Dietary Changes in Multiple Sclerosis

Most MS patients have not considered changing their diet as a therapeutic approach.

Obesity, along with the composition of the microbiome in the gut, have been suggested as elements that may contribute to the risk of multiple sclerosis (MS).

In a study presented at the ACTRIMS Forum in New Orleans, LA, University of Virginia researchers J. Nicholas Brenton and colleagues found that MS patients surveyed said overwhelmingly that they would be willing to modify their diet in an attempt to improve or treat their illness.

“Our data demonstrate the feasibility of patient recruitment for future studies assessing therapeutic intervention by way of diet modification for MS,” the team concluded in an abstract presented at the meeting Feb. 19.

The study involved a survey mailed to 604 MS patients at the University of Virginia’s MS clinic.

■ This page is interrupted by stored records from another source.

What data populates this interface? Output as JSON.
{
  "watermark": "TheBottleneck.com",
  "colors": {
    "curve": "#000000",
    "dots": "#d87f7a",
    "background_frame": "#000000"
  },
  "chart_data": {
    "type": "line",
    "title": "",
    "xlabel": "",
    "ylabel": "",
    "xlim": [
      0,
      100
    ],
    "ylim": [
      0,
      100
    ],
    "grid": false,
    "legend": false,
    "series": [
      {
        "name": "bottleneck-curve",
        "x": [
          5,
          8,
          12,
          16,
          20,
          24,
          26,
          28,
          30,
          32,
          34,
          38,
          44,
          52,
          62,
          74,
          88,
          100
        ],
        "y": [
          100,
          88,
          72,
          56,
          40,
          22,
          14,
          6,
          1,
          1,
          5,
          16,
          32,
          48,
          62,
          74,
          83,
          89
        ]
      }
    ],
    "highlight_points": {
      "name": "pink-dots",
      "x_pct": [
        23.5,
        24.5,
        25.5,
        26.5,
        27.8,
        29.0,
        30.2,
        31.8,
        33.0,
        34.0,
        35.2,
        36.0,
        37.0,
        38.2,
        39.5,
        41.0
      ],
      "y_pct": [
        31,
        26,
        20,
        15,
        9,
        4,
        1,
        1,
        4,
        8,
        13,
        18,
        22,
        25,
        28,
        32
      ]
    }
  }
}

Of those who received it, 199 subjects returned the survey, of whom 70% were women with a mean disease duration of 12 years. Most (71.4%) had relapsing-remitting MS.

The respondents had generally not tried to change their diets as therapy, with only 17% indicating they had done so.

However, 91.5% said they would like to try that therapy and that willingness was not affected by age, gender, disease duration, body mass index, current diet, MS subtype, or other factors.

Asked which diet they wanted to try, most chose paleo (53.8%). High carbohydrate, low salt, modified Atkins were next popular, chosen by a range of 41% to 48% of respondents; vegetarian and vegan options were the least popular.

The authors said the survey’s positive findings should be useful to researchers who want to test the effectiveness of diet-modification in treating MS.